Page MenuHomePhabricator

Strip strange characters out of project hashtags, or support parsing strange hashtag characters in other contexts
Closed, ResolvedPublic

Description

I had noticed some weirdness when you create projects, it's pretty easy to make My: Awesome, (Project), resulting in a #my:_awesome,_(project) hashtag.

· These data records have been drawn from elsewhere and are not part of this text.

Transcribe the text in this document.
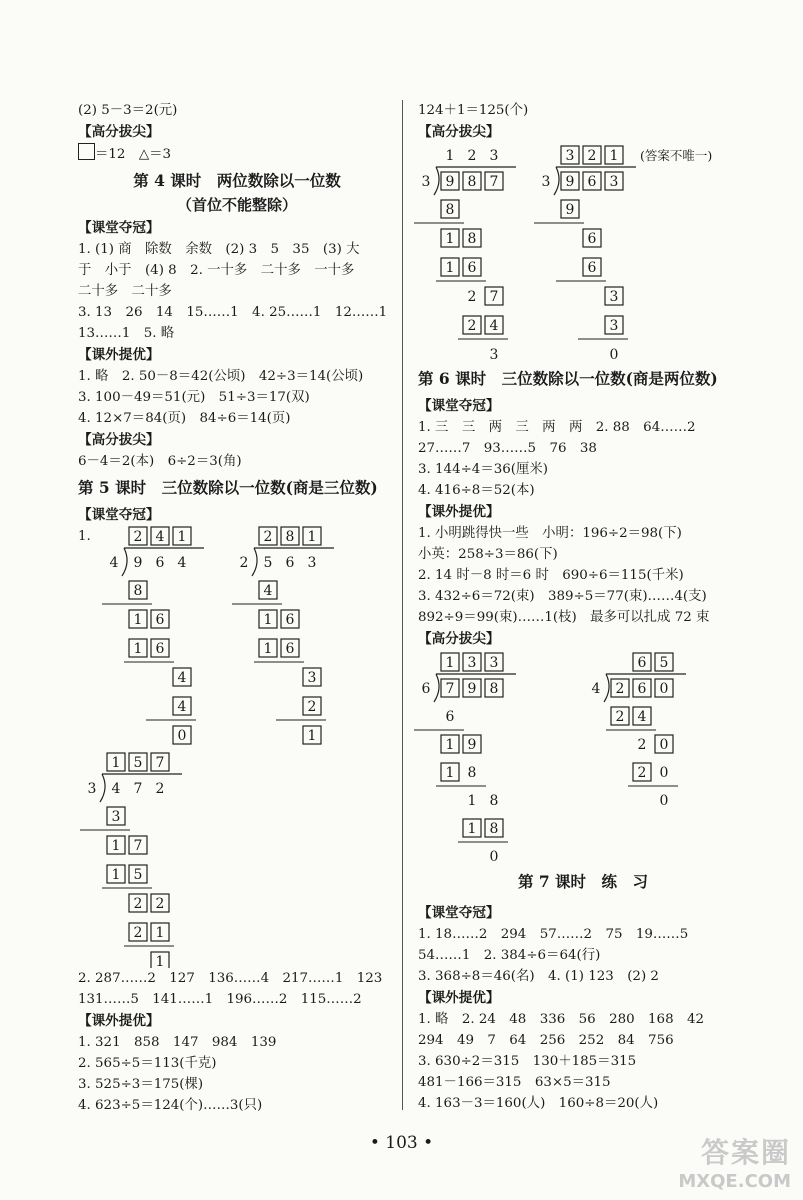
(2) 5－3＝2(元)
【高分拔尖】
＝12　 △＝3
第 4 课时　两位数除以一位数
（首位不能整除）
【课堂夺冠】
1. (1) 商　除数　余数　(2) 3　5　35　(3) 大
于　小于　(4) 8　2. 一十多　二十多　一十多
二十多　二十多
3. 13　26　14　15……1　4. 25……1　12……1
13……1　5. 略
【课外提优】
1. 略　2. 50－8＝42(公顷)　42÷3＝14(公顷)
3. 100－49＝51(元)　51÷3＝17(双)
4. 12×7＝84(页)　84÷6＝14(页)
【高分拔尖】
6－4＝2(本)　6÷2＝3(角)
第 5 课时　三位数除以一位数(商是三位数)
【课堂夺冠】
1.	2 4 1
4 9 6 4
8
1 6
1 6
4
4
0
2 8 1
2 5 6 3
4
1 6
1 6
3
2
1
1 5 7
3 4 7 2
3
1 7
1 5
2 2
2 1
1
2. 287……2　127　136……4　217……1　123
131……5　141……1　196……2　115……2
【课外提优】
1. 321　858　147　984　139
2. 565÷5＝113(千克)
3. 525÷3＝175(棵)
4. 623÷5＝124(个)……3(只)
124＋1＝125(个)
【高分拔尖】
1 2 3
3 9 8 7
8
1 8
1 6
2 7
2 4
3
3 2 1
3 9 6 3
(答案不唯一)
9
6
6
3
3
0
第 6 课时　三位数除以一位数(商是两位数)
【课堂夺冠】
1. 三　三　两　三　两　两　2. 88　64……2
27……7　93……5　76　38
3. 144÷4＝36(厘米)
4. 416÷8＝52(本)
【课外提优】
1. 小明跳得快一些　小明：196÷2＝98(下)
小英：258÷3＝86(下)
2. 14 时－8 时＝6 时　690÷6＝115(千米)
3. 432÷6＝72(束)　389÷5＝77(束)……4(支)
892÷9＝99(束)……1(枝)　最多可以扎成 72 束
【高分拔尖】
1 3 3
6 7 9 8
6
1 9
1 8
1 8
1 8
0
6 5
4 2 6 0
2 4
2 0
2 0
0
第 7 课时　练　习
【课堂夺冠】
1. 18……2　294　57……2　75　19……5
54……1　2. 384÷6＝64(行)
3. 368÷8＝46(名)　4. (1) 123　(2) 2
【课外提优】
1. 略　2. 24　48　336　56　280　168　42
294　49　7　64　256　252　84　756
3. 630÷2＝315　130＋185＝315
481－166＝315　63×5＝315
4. 163－3＝160(人)　160÷8＝20(人)
• 103 •	答案圈
MXQE.COM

This is strange, and seems harmless, until you try to do something like update a revision which has projects attached with weird hashtags, and arcanist bails on you:

user@machine:~/thing$ arc diff

Exception
Error parsing field "Projects": The objects you have listed include objects which do not exist (#perception:_odtac_(obstacle_detection, _tracking, _and_classification)).
(Run with `--trace` for a full exception trace.)

The comma is the real culprit in this instance, but I suspect the other strange characters may possess lurking demons as well.

Event Timeline

yelirekim updated the task description. (Show Details)
yelirekim added a subscriber: yelirekim.

Other known demons are spaces (T7305), colons (T7341), and sort-of-but-not-really hyphens (T9480).

I think all this stuff is pretty much case-by-case but fairly straightforward:

  • Commas should not be permitted in slugs;
  • colons should not be permitted slugs;
  • spaces should get normalized/redirected when constructed directly in URIs (this probably hits some other characters/cases too, might just be an Apache config issue);
  • hyphen case is probably really a subproject issue although we could add a rule to slam _-_ into - without incurring any real costs I think.

T7341 has some discussion of weird edge cases with periods and projects named #internet.com that are weird but I think probably fine as-is since I believe all the behavior is reasonable and intuitive, it just implies a result that isn't intuitive (namely: we sometimes generate hashtags which are not usable in comments).

chad renamed this task from Strip strange characters out of projectg hashtags, or support parsing strange hashtag characters in other contexts to Strip strange characters out of project hashtags, or support parsing strange hashtag characters in other contexts.Oct 12 2015, 6:37 PM
chad added a project: Projects.

At HEAD:

  • Hashtags should no longer generate with colons, commas, or other problematic characters.
  • /tag/blah/ URIs should be much better about reasonable behavior for unusual inputs.
  • Stuff with interword hyphens should generate very slightly nicer tags/slugs.

But note:

  • This does not fix anything historically, so you'll have to go clean up the hashtags for existing projects.
  • (If you need to swap the primary hashtag for a janky existing project, you may need to rename it and then rename it back to force an update.)

One followup in T9573 but I don't think anything exploded, otherwise.